Ganz meine Ansicht! Aber dann kommt der Pferdefuß bzw. des Pudels Kern: Cordova will die Revue als moderne Version des «Faust» inszenieren: «Ihr habt die Wahl zwischen einer netten, kleinen Komödie und einem modernen musikalischen Moralstück mit Bedeutung und Inhalt» (also ich wüsste, was ich wähle). «Ich bin ein Unterhalter!», sagt Tony fast verzweifelt, was den mephistophelischen Cordova «Wir sind alle Unterhalter!» entgegnen lässt, und dann bricht er in einen Song aus, der zu einer Hymne Hollywoods werden sollte: «That’s Entertainment» von Arthur Schwartz und Howard Dietz, und darin ist eigentlich schon alles zu diesem Thema gesagt: «The clown with his pants falling down / Or the dance that’s a dream of romance / That’s entertainment!» Oder: «The plot can be hot, simply teeming with sex / A gay divorcee who is after her ex / It can be Oedipus Rex / Where a chap kills his father / And causes a lot of bother / The world is a stage, / The stage is a world of entertainment!” Und weil’s so schön und wahr ist, ein letztes Zitat: »It might be a fight like you see on the screen / A swain getting slain for the lot of a queen / Some great Shakespearean scene / Where a ghost and a prince meet / And everyone ends in mincemeats” – ist der «Hamlet» je treffender zusammengefasst worden?

Die Alternative ist fixiert: «Wir sind alle Unterhalter!» behauptet das amerikanische, das Hollywood-Credo – «Das ist ja bloße Unterhaltung!» sagt verächtlich der deutsche Kulturträger, und auch wenn diese Alternative hinken sollte (falls Alternativen das können), so ist sie vermutlich auch heute noch von einiger Relevanz. Jedenfalls habe ich mich in den sechziger, siebziger Jahren, obwohl ich viel und gerne ins Theater ging, dann doch mehr zu Hollywood hingezogen gefühlt als zur deutschen Tradition des Faustischen und «Moralstücke mit Bedeutung und Inhalt» prinzipiell fürchten gelernt.

Schon in meiner Nacherzählung ist schnell zu erkennen, dass dem «Faust» (es werden neben Goethe und Marlowe auch noch Gounod und Berlioz erwähnt, um die weltweite Faszination des Stoffes zu betonen) in «The Band Wagon» kein fairer Prozess gemacht wird, eigentlich ist es eher Greuelpropaganda, wie hier unter dem Stichwort «Faust» Prätention, Kunschtgetue, Bedeutungshuberei und schlichte Schmiere einer Rampensau zusammengefasst und lächerlich gemacht werden.
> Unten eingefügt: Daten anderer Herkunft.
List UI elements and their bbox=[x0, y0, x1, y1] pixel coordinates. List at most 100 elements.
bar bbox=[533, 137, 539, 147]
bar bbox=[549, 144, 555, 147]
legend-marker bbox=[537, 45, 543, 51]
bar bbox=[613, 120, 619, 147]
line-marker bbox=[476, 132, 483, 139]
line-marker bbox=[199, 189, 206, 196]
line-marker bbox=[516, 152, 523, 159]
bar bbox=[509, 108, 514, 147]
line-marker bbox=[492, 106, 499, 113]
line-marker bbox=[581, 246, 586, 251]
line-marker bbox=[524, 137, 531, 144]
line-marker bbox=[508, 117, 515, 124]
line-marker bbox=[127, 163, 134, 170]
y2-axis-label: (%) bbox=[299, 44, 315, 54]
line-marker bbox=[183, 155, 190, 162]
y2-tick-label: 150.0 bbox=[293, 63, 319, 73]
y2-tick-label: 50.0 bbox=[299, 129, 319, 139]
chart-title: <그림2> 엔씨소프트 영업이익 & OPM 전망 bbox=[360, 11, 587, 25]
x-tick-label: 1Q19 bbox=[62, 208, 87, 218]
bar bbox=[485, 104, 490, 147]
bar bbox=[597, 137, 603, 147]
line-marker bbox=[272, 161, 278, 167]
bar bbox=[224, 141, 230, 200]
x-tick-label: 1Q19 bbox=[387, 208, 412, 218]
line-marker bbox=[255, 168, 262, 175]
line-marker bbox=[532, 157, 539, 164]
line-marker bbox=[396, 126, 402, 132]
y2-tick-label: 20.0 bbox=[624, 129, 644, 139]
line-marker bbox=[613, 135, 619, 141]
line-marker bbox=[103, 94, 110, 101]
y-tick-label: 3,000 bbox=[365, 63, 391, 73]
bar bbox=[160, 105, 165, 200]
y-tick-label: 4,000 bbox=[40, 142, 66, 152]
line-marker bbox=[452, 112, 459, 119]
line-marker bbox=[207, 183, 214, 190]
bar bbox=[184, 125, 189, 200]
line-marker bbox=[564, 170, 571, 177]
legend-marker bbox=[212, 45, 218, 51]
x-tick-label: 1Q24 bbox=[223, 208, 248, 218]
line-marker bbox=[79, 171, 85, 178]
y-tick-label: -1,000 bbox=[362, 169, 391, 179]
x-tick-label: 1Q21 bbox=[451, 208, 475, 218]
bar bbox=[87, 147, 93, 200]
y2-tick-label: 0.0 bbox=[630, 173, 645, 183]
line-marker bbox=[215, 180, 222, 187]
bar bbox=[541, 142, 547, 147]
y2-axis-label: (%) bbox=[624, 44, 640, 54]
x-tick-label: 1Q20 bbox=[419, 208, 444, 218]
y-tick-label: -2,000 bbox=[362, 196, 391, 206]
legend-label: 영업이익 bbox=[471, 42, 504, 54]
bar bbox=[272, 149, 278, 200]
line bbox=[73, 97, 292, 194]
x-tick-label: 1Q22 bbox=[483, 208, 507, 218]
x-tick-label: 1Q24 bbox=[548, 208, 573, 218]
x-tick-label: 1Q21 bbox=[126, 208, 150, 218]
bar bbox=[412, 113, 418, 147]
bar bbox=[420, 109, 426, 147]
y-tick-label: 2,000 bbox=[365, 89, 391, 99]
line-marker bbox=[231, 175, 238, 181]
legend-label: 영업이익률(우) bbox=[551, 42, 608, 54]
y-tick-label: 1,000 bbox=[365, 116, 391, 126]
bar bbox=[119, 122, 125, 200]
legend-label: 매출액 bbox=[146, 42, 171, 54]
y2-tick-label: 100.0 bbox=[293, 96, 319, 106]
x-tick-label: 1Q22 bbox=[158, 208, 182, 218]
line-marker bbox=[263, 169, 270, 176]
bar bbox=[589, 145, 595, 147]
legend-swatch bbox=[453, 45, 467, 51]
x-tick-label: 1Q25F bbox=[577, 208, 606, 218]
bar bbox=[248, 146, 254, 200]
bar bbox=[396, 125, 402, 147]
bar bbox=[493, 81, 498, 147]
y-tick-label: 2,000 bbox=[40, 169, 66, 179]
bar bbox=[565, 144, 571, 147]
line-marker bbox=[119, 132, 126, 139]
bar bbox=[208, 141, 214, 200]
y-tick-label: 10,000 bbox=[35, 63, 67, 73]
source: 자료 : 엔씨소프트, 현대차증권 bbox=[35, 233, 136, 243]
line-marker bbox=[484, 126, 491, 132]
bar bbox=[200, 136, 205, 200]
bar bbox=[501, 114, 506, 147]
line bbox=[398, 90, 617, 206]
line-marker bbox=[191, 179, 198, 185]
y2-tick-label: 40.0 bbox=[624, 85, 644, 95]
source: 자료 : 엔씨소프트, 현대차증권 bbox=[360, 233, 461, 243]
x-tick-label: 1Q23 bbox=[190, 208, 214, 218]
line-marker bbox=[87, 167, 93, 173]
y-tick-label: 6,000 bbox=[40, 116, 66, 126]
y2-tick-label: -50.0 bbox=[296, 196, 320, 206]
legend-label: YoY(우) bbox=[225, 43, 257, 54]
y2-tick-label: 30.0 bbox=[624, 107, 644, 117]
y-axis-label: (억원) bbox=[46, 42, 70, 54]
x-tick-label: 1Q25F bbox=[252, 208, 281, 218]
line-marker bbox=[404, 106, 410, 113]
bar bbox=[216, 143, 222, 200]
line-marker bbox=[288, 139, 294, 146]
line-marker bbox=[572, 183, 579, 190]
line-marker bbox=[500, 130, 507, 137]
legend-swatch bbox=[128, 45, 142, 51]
Bei der Vorpremiere in der Provinz fällt die «faustische Revue» dann auch krachend durch (wir sehen nichts vom Stück, nur wie das Publikum versteinert aus dem Saal kommt, das ist sehr komisch, wie überhaupt der Film von bezaubernder Intelligenz und Bösartigkeit ist, geradezu selbstreflexiv!), dann übernimmt Tony Hunter das Kommando, richtet das Ensemble wieder auf, finanziert die Neuinszenierung und landet, Überraschung!, einen Triumph sondergleichen. Er kriegt am Schluss sogar die schnuckelige Cyd Charisse (mit der Astaire hier zwei seiner schönsten Tanzszenen hat, «Dancing in the Dark» und «Girl Hunt», eine auch choreographisch brillante Krimi- und Chandler-Parodie).

In dem Song «That’s Entertainment», in dem Film «The Band Wagon» ist seit gut fünfzig Jahren die amerikanische Animosität gegen das Kunstgetue, gegen europäische Hochnäsigkeit und Kulturbeflissenheit eingeschlossen und aufgehoben (im Hegelschen Sinne), und gerade wir als Deutsche dürfen auch ein wenig stolz darauf sein, dass UNSER GOETHE mit seinem «Faust» hier den Bösewicht und Watschenmann abgeben darf: Wenn sie uns schon nicht lieben, so sollen sie uns wenigstens fürchten!